At the same time, as a freelance, Blaikley wrote and narrated several BBC Radio programmes, including Writing for Children, in which he interviewed C. S. Lewis, J. R. R. Tolkien and Enid Blyton. From 1963 to 1964 Blaikley was a trainee producer with BBC TV Talks Department and worked on the daily current affairs programme Tonight.
It had been earlier, during his years as a choir-boy at St-Mary-at-Finchley, that he began to realise that, while his voice was less than brilliant, he did possess a gift for inventing ear-catching melodies. This period as a chorister he regarded as his essential musical education.[12]

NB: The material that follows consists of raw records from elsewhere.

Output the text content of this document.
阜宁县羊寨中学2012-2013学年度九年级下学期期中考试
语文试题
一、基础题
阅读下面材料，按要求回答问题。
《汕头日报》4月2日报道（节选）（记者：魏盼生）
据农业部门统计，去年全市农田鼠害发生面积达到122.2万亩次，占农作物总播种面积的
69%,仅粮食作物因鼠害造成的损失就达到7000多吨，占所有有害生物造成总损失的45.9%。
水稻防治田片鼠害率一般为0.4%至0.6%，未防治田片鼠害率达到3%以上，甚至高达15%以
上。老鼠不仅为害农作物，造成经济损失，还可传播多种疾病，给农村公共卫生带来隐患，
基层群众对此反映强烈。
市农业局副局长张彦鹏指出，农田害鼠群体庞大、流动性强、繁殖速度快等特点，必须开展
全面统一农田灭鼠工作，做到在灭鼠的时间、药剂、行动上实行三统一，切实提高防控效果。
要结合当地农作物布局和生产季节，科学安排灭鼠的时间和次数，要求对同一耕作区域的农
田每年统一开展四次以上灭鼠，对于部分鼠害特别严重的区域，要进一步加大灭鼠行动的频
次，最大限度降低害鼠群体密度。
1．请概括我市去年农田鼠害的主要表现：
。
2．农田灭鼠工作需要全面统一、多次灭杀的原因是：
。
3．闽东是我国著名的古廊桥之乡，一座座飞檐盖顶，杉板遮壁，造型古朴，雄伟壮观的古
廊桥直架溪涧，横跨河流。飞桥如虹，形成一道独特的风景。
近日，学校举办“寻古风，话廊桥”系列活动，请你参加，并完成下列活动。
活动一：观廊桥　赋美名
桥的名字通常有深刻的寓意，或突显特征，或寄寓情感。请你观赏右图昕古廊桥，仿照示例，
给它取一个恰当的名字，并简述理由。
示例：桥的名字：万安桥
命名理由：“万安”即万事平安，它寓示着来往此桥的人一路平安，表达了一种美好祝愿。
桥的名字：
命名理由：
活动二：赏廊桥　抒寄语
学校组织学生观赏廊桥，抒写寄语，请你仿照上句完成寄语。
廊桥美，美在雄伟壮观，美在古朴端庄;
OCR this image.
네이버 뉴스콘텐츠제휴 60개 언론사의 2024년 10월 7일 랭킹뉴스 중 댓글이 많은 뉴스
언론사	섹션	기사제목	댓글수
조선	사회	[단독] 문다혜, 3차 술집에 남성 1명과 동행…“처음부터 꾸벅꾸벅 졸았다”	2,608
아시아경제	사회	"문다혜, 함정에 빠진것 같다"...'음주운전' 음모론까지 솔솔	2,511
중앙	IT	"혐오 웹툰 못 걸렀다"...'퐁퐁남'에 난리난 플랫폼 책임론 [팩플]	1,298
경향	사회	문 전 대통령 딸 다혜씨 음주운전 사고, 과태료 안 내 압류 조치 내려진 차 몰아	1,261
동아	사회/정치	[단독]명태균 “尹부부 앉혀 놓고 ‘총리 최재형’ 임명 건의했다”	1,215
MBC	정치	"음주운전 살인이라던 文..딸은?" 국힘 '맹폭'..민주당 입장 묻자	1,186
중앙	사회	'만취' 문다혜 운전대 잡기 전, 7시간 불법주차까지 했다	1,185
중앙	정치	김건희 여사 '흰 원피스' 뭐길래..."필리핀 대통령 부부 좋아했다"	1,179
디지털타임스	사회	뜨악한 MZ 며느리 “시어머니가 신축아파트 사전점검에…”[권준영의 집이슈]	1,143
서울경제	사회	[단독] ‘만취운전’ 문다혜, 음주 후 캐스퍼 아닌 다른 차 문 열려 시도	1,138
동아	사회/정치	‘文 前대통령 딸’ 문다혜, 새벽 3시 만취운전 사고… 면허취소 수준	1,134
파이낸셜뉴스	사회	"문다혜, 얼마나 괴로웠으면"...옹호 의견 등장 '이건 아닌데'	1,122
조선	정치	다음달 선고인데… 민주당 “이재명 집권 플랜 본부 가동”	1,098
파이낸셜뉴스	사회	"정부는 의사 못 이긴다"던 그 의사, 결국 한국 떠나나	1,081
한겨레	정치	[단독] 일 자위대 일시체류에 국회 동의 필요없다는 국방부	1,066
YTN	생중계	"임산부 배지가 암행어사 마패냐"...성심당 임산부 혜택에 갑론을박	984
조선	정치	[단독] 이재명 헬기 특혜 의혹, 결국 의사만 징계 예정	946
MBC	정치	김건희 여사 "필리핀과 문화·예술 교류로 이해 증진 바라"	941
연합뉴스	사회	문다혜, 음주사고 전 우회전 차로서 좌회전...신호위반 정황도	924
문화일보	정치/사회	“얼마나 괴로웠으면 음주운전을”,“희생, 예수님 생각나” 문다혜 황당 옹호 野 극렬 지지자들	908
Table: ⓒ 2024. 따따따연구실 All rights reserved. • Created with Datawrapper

In the 1960s and 1970s, in collaboration with Ken Howard, Blaikley composed the music and words for many international top 10 hits,[4] [13] [14] including two UK number ones, "Have I the Right?" (The Honeycombs)[15] and "The Legend of Xanadu" (Dave Dee, Dozy, Beaky, Mick & Tich).[16] [17] [18]
Among other performers for whom they wrote were Petula Clark, Phil Collins, Sacha Distel, Rolf Harris, Frankie Howerd (the theme song for his film Up Pompeii), Engelbert Humperdinck, Horst Jankowski, Eartha Kitt, Little Eva, Marmalade, The Herd, Lulu and Matthews Southern Comfort.[19]
Blaikley and Howard were the first British composers to write for Elvis Presley, including the hit "I've Lost You" (1970),[20] which he later performed in the film That's The Way It Is.[21]
Blaikley and Howard's concept album, Ark 2 (1969), performed by Flaming Youth,[22] drew the comment that Blaikley and Howard "have a wit, gaiety, dignity and melodic flair reminiscent of Leonard Bernstein...which suggest that pop is becoming the serious music – in the proper sense – of the age"[23]
Blaikley and Howard wrote two West End musicals, Mardi Gras (Prince of Wales Theatre, 1976)[24] and The Secret Diary of Adrian Mole (Wyndham's Theatre, 1984 – 1986), and two BBC TV musicals Orion (1977)(based on the earlier material of Ark 2) and Ain't Many Angels (1978). They also wrote music and lyrics to the 1990 UK tour of Roald Dahl's Matilda.[25]
Blaikley and Howard were also responsible for theme and incidental music for several television drama series including The Flame Trees of Thika (1981) and By the Sword Divided (1983–1985),[26] both subsequently aired in the U.S. on Alistair Cooke's Masterpiece Theatre, and the BBC's long-running series of Agatha Christie's Miss Marple (1984–1992).
Blaikley had long been interested in analytical psychology and, at the instigation of his analyst, mentor and friend, Dr William Kraemer, he trained as a psychotherapist at the Westminster Pastoral Foundation (The Foundation for Psychotherapy and Counselling).[27]
On graduating, he ran a private practice from his home between 1981 and 2003. This led to a collaboration between Blaikley and Howard and the maverick psychiatrist R. D. Laing on the cult album Life before Death.[28] [29] [30]
Blaikley worked on a memoir, Have I the Right? – Memories, Reflections, Notes, and maintained his collaboration with Howard, with whom he was co-director of an active publishing company, Axle Music Ltd.[31]
Blaikley's partner from 1978 to 2015 was the translator David Charles Harris (1954–2015), with whom he entered into a civil partnership in 2007.[32]
Blaikley died on 4 July 2022, aged 82.